World Bank keeps India's GDP growth unchanged at 6.3%
The World Bank has opted to retain the economic growth forecast for India at 6.3% in the fiscal year (FY) 2023-24, despite the nation grappling with significant external challenges, Economic Times reported. In its recent India Development Update, the institution applauded the country's economic resilience, backed by robust domestic demand and significant infrastructure investments. The report also disclosed that India's bank credit growth surged to 15.8% in the first quarter of FY23-24 from 13.3% during the same time in FY22-23.
Why does this story matter?
The World Bank forecasted the same 6.3% economic growth rate for India in April, marking a downgrade of 0.7 percentage points since its previous forecast. It had then attributed the same to the high borrowing costs, weaker consumption, and the government reducing fiscal expenditure. At the time, although India fared better than other South Asian countries, a decline in female labor participation and lower productivity in the informal sector were two major concerns, per a lead economist of the bank.
Global challenges, impact on Indian economy
India's economy is facing obstacles due to current global headwinds like sluggish demand, high interest rates, and geopolitical tensions, per the World Bank. The bank expects these challenges to continue and potentially escalate due to factors like soaring global interest rates and subdued demand worldwide. As a result, global economic growth is likely to decelerate over the medium term, prompting the World Bank to keep its forecast for India's gross domestic product (GDP) growth in FY23-24 at 6.3%.
What is GDP growth rate
The GDP growth rate, also known as the economic growth rate, denotes the change in the GDP of a country in comparison to an earlier period. Measured in percentage, it determines the economic health of a nation and its possible future growth. For instance, if the growth rate is 2% from the previous quarter to now, it means the economic activity has risen by 2% due to various factors like increased government expenditure or increased exports and imports.

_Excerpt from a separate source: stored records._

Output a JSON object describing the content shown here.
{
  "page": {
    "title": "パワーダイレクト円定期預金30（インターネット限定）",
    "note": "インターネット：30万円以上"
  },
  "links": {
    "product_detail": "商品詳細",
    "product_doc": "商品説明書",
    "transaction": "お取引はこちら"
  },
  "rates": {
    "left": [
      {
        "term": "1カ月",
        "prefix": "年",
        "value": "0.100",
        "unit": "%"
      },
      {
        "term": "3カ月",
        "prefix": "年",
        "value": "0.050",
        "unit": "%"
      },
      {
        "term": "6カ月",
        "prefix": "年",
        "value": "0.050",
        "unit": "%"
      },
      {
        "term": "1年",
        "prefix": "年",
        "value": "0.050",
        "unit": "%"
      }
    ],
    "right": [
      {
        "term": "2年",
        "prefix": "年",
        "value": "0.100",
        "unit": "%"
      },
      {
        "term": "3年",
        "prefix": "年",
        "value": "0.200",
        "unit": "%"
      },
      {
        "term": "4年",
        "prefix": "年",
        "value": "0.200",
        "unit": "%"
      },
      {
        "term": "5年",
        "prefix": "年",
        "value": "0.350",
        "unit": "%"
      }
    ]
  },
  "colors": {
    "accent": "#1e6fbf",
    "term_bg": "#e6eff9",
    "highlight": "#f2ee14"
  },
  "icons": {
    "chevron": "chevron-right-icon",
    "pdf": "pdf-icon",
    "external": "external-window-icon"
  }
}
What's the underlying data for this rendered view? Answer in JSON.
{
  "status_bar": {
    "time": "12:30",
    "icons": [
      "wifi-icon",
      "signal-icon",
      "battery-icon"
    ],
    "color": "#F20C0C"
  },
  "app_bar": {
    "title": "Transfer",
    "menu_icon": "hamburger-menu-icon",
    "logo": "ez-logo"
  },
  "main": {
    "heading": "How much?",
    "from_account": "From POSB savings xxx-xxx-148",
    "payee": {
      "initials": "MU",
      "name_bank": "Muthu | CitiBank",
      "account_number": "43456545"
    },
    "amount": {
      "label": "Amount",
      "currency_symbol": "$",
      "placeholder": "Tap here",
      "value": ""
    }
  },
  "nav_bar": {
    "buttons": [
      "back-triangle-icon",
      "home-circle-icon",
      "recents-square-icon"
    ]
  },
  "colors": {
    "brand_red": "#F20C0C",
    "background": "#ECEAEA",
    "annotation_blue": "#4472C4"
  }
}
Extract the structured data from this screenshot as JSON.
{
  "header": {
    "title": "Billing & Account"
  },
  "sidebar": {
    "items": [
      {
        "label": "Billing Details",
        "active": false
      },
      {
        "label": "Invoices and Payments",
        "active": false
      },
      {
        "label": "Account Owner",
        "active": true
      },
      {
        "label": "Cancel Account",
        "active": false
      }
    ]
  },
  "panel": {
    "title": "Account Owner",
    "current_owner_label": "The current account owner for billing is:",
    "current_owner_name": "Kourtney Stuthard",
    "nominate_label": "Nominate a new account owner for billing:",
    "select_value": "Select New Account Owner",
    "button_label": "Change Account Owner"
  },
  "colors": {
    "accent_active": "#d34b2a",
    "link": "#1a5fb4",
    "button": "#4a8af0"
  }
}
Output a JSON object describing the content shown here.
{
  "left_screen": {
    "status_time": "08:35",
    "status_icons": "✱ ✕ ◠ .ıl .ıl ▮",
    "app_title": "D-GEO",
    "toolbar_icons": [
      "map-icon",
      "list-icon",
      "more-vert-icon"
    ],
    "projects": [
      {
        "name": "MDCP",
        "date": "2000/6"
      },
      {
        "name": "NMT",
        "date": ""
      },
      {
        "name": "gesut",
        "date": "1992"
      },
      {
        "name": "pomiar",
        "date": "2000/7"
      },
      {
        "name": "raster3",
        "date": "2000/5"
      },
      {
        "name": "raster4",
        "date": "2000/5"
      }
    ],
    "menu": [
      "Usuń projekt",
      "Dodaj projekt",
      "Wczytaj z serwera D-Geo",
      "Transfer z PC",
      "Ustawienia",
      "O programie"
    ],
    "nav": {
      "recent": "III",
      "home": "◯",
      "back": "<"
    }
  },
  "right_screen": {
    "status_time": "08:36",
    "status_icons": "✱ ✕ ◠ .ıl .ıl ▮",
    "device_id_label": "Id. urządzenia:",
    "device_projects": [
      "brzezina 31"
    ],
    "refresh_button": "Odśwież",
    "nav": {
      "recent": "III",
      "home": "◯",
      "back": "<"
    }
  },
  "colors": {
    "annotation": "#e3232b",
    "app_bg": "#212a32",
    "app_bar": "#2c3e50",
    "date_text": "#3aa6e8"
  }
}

Rising inflation and its effects
The World Bank report also underscored the effects of rising inflation in India triggered by unfavorable weather conditions. Adverse weather led to a spike in inflation in recent months, with headline inflation hitting 7.8% in July due to price hikes for food items like wheat and rice, it said. The bank projected that inflation will gradually decrease as food prices stabilize and government measures enhance the supply of essential commodities.
Foreign direct investment and future growth
Moreover, the report suggested that foreign direct investment (FDI) in India is poised to grow as global value chains rebalance. The World Bank's Country Director in India, Auguste Tano Kouame, said, "Tapping into public spending to stimulate private investments will create more favorable conditions for India to leverage global opportunities and achieve higher growth in the future." The bank expects that overall conditions will remain favorable for private investment in India.